Tenho um problema, que cada vez mais tento combater: tomo para mim as brigas de quem amo. Descobri que isso é um problema aos poucos ao buscar refletir mais sobre os acontecimentos e a forma como reajo. Não que meus amigos não mereçam minha defesa. Talvez eles simplesmente não queiram, possam ou precisem.

E isso pode parecer frustrante, quando se tem essa postura de quem quer cuidar. Afinal, é o atestado de incompetência, de ingerência diante da vida do outro.

Mas, tenho aprendido, a justa medida está no esperar que a demanda venha. E saber atender apenas aquilo que, de fato, temos condição.

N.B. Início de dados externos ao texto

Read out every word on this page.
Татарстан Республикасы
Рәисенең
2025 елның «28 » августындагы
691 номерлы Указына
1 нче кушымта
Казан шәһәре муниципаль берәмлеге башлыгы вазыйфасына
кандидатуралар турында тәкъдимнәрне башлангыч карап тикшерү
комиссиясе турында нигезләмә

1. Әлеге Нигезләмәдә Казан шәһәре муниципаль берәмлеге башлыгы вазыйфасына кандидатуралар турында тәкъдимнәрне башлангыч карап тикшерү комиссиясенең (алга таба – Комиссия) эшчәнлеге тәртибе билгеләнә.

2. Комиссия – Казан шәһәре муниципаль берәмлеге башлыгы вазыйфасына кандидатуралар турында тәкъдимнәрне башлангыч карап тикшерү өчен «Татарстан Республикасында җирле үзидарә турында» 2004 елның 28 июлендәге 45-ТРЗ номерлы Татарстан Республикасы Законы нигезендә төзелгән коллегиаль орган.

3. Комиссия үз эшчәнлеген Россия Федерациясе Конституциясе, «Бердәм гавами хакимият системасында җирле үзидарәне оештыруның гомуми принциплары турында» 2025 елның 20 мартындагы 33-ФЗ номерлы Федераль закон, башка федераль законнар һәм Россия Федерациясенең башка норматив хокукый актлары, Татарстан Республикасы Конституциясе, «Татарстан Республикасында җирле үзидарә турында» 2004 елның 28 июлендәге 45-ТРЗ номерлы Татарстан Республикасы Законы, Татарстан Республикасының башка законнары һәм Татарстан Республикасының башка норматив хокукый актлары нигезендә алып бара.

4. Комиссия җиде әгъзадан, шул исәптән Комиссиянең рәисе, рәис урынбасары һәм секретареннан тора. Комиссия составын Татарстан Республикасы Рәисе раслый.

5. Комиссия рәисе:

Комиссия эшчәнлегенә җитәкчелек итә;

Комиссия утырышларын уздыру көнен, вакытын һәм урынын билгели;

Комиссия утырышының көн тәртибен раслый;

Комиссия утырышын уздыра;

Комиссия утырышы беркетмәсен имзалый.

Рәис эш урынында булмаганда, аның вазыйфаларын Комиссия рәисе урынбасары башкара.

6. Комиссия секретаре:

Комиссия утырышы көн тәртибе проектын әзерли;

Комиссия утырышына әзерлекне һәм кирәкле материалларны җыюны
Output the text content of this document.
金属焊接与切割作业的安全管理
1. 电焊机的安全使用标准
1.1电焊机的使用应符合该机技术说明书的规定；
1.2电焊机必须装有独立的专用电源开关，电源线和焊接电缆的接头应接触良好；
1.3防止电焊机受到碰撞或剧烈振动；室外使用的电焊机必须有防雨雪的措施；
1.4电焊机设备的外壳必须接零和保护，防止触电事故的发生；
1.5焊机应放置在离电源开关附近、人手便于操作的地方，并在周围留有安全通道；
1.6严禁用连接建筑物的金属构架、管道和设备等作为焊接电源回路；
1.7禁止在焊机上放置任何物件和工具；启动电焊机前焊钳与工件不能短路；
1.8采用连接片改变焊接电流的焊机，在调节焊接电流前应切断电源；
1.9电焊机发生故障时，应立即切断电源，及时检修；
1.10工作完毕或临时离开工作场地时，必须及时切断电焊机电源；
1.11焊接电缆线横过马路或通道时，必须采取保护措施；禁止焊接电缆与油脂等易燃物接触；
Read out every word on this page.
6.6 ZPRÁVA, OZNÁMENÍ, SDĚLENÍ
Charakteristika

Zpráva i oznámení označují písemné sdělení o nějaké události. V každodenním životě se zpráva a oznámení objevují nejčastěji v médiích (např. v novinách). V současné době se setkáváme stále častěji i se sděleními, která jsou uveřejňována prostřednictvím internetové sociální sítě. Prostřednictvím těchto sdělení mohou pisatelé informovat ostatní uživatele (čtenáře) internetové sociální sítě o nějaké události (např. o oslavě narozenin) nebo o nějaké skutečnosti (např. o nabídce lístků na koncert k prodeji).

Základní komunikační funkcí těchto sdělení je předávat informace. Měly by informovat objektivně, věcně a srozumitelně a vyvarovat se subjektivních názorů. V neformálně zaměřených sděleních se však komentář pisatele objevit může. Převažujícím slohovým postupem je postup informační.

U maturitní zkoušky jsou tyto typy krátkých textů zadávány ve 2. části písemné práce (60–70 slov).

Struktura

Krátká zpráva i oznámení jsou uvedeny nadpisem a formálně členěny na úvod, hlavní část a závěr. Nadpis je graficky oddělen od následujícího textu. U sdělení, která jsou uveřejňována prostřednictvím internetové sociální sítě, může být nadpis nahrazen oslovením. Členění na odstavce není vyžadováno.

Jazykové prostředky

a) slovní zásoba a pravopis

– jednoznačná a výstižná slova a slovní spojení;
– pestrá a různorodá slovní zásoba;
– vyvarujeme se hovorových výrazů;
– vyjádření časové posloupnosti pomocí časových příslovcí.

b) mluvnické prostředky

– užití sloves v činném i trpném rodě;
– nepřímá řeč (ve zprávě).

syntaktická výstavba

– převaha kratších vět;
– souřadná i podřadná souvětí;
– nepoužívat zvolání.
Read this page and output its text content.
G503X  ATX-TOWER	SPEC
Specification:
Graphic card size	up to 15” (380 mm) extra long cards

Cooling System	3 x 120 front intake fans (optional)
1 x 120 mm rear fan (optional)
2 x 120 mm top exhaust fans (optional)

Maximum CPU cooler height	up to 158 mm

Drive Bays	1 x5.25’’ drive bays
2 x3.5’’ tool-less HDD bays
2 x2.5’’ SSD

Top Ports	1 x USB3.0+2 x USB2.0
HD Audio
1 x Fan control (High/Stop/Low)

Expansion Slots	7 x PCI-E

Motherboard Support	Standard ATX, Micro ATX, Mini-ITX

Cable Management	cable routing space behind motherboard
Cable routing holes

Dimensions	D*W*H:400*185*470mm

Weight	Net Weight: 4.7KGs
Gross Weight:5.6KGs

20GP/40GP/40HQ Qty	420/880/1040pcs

Com simplicidade, sem grandes interpretações ou desdobramentos. Confiar que somente o outro sabe pedir o que quer.

Comecei a tomar consciência disso quando vi dois amigos passarem por situações que me afetaram muito. Um dos casos foi uma relação daquelas manipulações perversas, motivadas pela conveniência de um e pelo desejo do outro de relacionar-se. Eu ficava irado a cada nova história que sabia.

A outra situação era daquelas que chamo de “apropriação indevida de valores alheios”. Gente que se sente no direito de dispor daquilo que não é seu, como se fosse, abusando da boa vontade alheia. Sentia-me no dever de “alertar” a vítima, que sempre se comportava de forma permissiva.

Percebi que os problemas que eu avistava e que me incomodavam tanto faziam mais parte de mim que das pessoas em questão. Eles conviviam bem com tudo isso, gratificavam-se com aquilo que lhes era oferecido. Errado estava eu, em querer cobrar-lhes uma atitude à qual não estavam disponíveis.

O erro que cometi (e, às vezes, ainda cometo) é bastante comum. Difícil é nos darmos conta das razões que o motivam. Sempre que eu me afeto demais com uma história que não é minha, é porque ela reflete algo das minhas feridas. Daí partem as grandes causas que mobilizam a coletividade. Mas também muitos dissabores desnecessários do cotidiano.

Quando a dor do outro dói demais em mim, preciso entender o quanto isso espelha o meu comportamento (seja por similaridade ou oposição). Escondemo-nos no argumento da empatia, sem perceber que este nobre sentimento não costuma vir acompanhado por toda essa afetação.

Ao sermos tomados de forma muito enfática por uma temática alheia, o recomendado é desarmarmo-nos e adiar qualquer ação ou comentário – sob o risco da injustiça. Buscar dentro de si aquilo que corresponde ao mal-estar alheio. Saber do que queremos cuidar e do que carece de cuidado em nós.
Assim, temos mais chance de atravessar o caminho do outro sem excessos, em vez de usá-los para expurgar nossas próprias mazelas. Nesses casos, a adequação não vem apenas da forma, mas principalmente da medida.